British DIY chains: Inroads into other sectors

12.12.2002

The DIY and gardening market is forecast to grow by 37.6 per cent over the 2002-2007 period, taking total spending to £ 19.3 bn (€ 30.3 bn) – this equates to a nigh on doubling of total spending since 1997. According to Verdict Research, annual sales growth will average 6.6 per cent over the next five years – significantly ahead of the forecast 4.2 per cent increase across the retail industry as a whole. DIY and gardening will be the UK’s fastest growing major retail sector over the next five years

Though consumer demand for DIY and gardening goods is likely to dip slightly in 2003 and 2004, as some of the froth comes off the housing market, there is now far less of a spend relationship associated with levels of housing transactions. Homeowners’ ‘improve not move’ attitudes will be reinforced by the ongoing appreciation of the investment potential of brick an mortar and by more retailers getting better at engouraging more of us to part with our disposable income.

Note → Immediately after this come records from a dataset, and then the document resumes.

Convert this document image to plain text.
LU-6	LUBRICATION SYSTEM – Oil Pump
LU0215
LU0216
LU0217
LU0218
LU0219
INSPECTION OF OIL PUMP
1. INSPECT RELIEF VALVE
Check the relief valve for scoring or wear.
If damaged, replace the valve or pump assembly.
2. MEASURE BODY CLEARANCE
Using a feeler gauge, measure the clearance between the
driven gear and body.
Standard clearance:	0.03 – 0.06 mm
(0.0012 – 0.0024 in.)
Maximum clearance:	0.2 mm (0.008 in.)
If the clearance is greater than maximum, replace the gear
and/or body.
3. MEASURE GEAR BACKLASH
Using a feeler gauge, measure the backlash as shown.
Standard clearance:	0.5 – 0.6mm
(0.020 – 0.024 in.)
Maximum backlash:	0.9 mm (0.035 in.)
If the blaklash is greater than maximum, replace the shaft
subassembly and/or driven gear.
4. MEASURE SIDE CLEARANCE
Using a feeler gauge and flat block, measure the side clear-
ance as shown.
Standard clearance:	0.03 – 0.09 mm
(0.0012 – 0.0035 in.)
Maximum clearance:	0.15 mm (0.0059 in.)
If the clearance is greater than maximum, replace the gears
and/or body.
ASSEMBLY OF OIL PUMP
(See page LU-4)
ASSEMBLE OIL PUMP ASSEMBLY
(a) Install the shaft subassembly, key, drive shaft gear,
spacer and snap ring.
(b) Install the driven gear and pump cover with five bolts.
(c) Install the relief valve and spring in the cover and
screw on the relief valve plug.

Furniture, floorcoverings and homewares
There will be a variety of product categories as retailers introduce more higher price lines to explore their pricing headroom potential. Additionally, there will be a developing focus on selling ideas and not just products. A key factor behind the increasing share of total spending will be DIY and gardening retailers making increasing inroads into the furniture, floorcoverings and homewares sectors.
While purists may scoff at the ability of ‘dusty’ sheds and warehouses to sell higher ticket furniture products, for example, DIY stores have a number of key adventages working in their favor. They have a far greater ability to leverage their greater footfall levels, large selling spaces and the complementary nature of their home enhancement product offer over other home-focused retailers.--nextpage--
Importantly, the great advantage for DIY retailers is that this is a one-way street – no specialist furniture retailer will be able to encroach on their core DIY territory given the buying scale and product authority required. In this respect, the DIY chains are not unlike grocers with their increasing inroads into non-food being supported from the platform of a highly defensible core business with its unique and specialised requirements. However, as with the major grocers, the DIY players will still need to acquire an enhanced set of sourcing, operational, merchandising and selling skills to maximise returns from a softer product offer expansion.

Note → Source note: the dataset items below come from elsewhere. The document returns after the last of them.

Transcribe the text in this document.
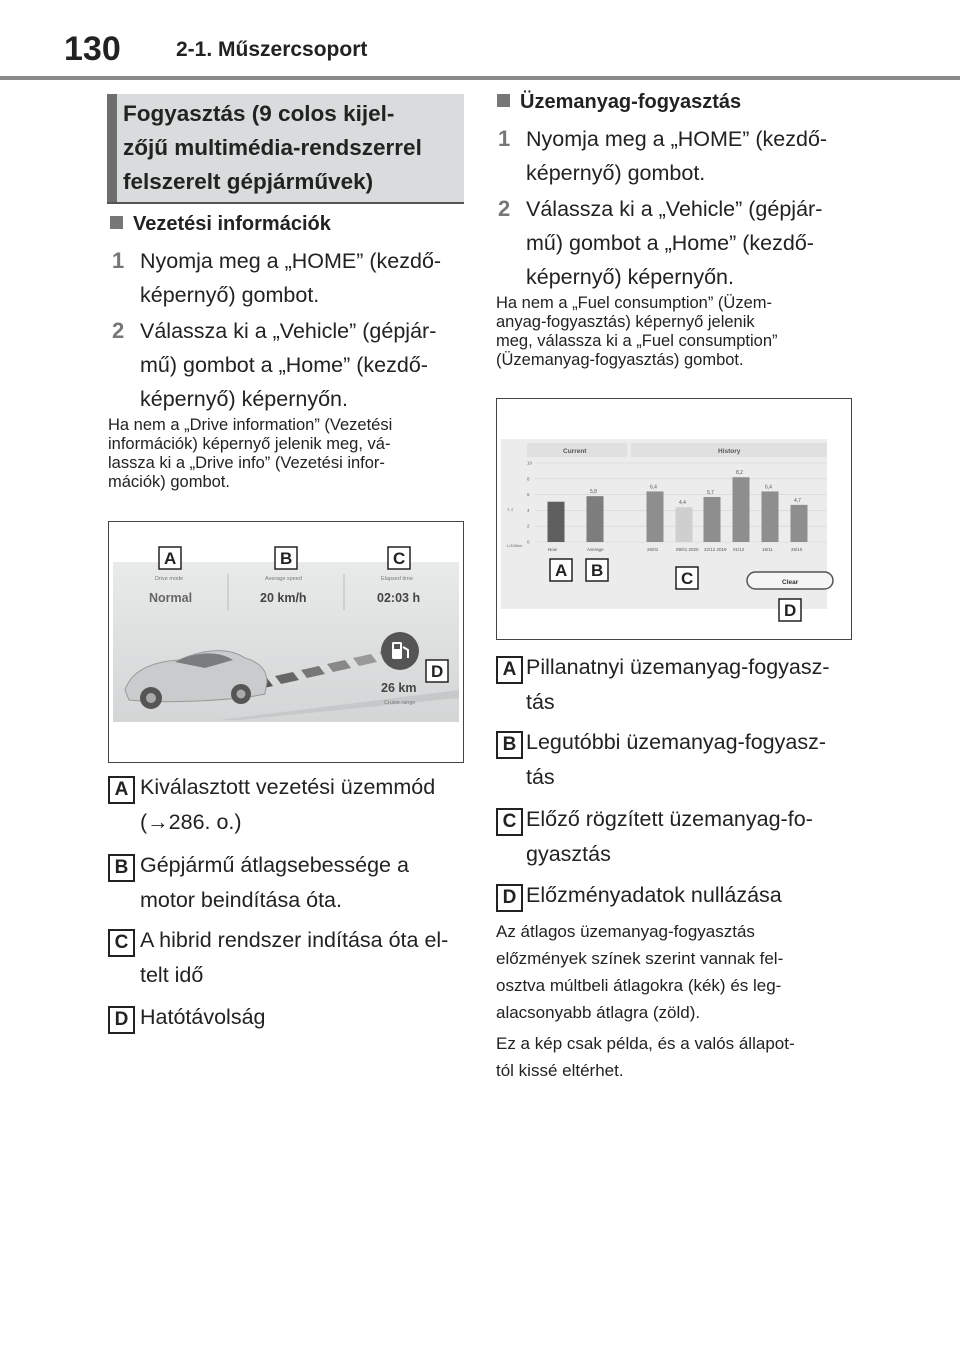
130	2-1. Műszercsoport
Fogyasztás (9 colos kijel-
zőjű multimédia-rendszerrel
felszerelt gépjárművek)
Vezetési információk
1 Nyomja meg a „HOME” (kezdő-
képernyő) gombot.
2 Válassza ki a „Vehicle” (gépjár-
mű) gombot a „Home” (kezdő-
képernyő) képernyőn.
Ha nem a „Drive information” (Vezetési
információk) képernyő jelenik meg, vá-
lassza ki a „Drive info” (Vezetési infor-
mációk) gombot.
Drive mode
Normal
Average speed
20 km/h
Elapsed time
02:03 h
26 km
Cruise range
A	B	C
D
A Kiválasztott vezetési üzemmód
(→286. o.)
B Gépjármű átlagsebessége a
motor beindítása óta.
C A hibrid rendszer indítása óta el-
telt idő
D Hatótávolság
Üzemanyag-fogyasztás
1 Nyomja meg a „HOME” (kezdő-
képernyő) gombot.
2 Válassza ki a „Vehicle” (gépjár-
mű) gombot a „Home” (kezdő-
képernyő) képernyőn.
Ha nem a „Fuel consumption” (Üzem-
anyag-fogyasztás) képernyő jelenik
meg, válassza ki a „Fuel consumption”
(Üzemanyag-fogyasztás) gombot.
Current	History
0
2
4
6
8
10
5,8
6,4
4,4
5,7
8,2
6,4
4,7
Now	Average	26/01	09/01 2020 22/12 2019 01/12	16/11	26/10
L/100km
4,4
Clear
A B	C
D
A Pillanatnyi üzemanyag-fogyasz-
tás
B Legutóbbi üzemanyag-fogyasz-
tás
C Előző rögzített üzemanyag-fo-
gyasztás
D Előzményadatok nullázása
Az átlagos üzemanyag-fogyasztás
előzmények színek szerint vannak fel-
osztva múltbeli átlagokra (kék) és leg-
alacsonyabb átlagra (zöld).
Ez a kép csak példa, és a valós állapot-
tól kissé eltérhet.
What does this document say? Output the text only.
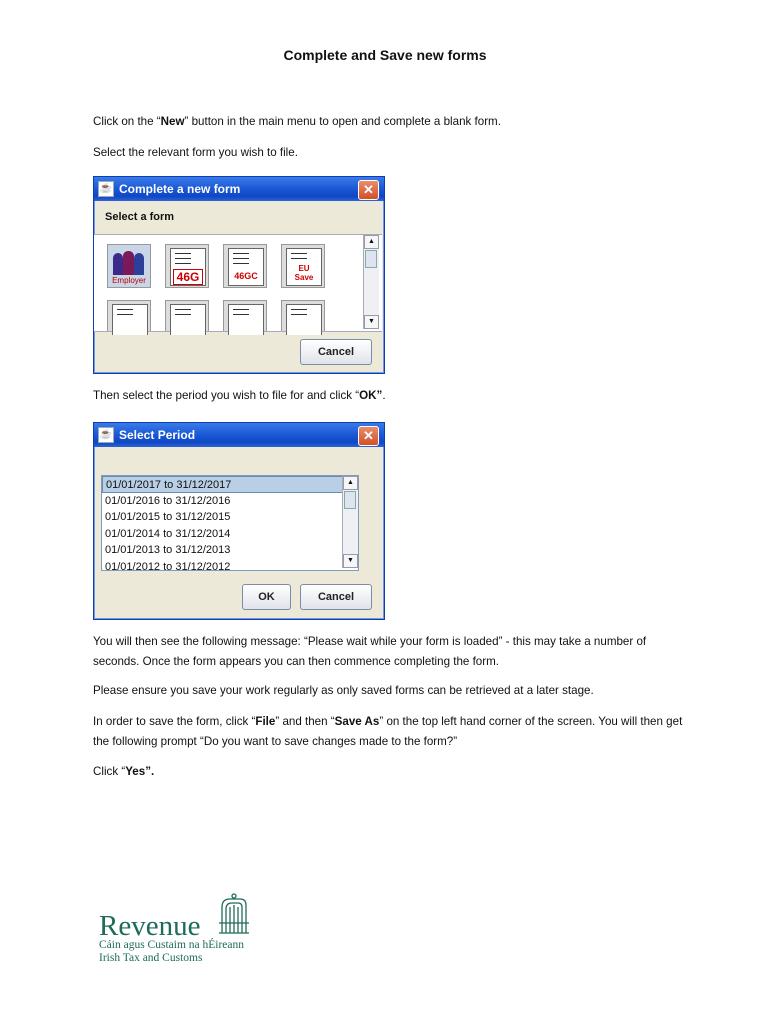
Complete and Save new forms

Click on the “New” button in the main menu to open and complete a blank form.

Select the relevant form you wish to file.

☕ Complete a new form	✕
Select a form
Employer	46G	46GC
EU Save
▲
▼
Cancel

Then select the period you wish to file for and click “OK”.

☕ Select Period	✕
01/01/2017 to 31/12/2017
01/01/2016 to 31/12/2016
01/01/2015 to 31/12/2015
01/01/2014 to 31/12/2014
01/01/2013 to 31/12/2013
01/01/2012 to 31/12/2012
▲
▼
OK	Cancel

You will then see the following message: “Please wait while your form is loaded” - this may take a number of seconds. Once the form appears you can then commence completing the form.

Please ensure you save your work regularly as only saved forms can be retrieved at a later stage.

In order to save the form, click “File” and then “Save As” on the top left hand corner of the screen. You will then get the following prompt “Do you want to save changes made to the form?”

Click “Yes”.

Revenue
Cáin agus Custaim na hÉireann
Irish Tax and Customs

Differentiation strategies
Reinforcing the growing moves towards offering consumers a broader product and service proposition will be the competitor differentiation strategies on the part of Homebase and Focus Wickes as they battle with the strengthening market leadership of B&Q. Verdict estimates that B&Q’s market share was 24.7 per cent in 2002, larger than the combined shares of Homebase (12.0 per cent) and Focus Wickes (11.8 per cent; trade sales are excluded).
B&Q has a highly potent trading formula in its Warehouse format and continuing strong physical expansion will ensure it claims the lion’s share of the forecast market growth of £ 5.3 bn (€ 8.3 bn) between 2002 and 2007. However, a key point is that overall market growth should be sufficiently healthy to enable all three of the major combatants to grow more or less simultaneously.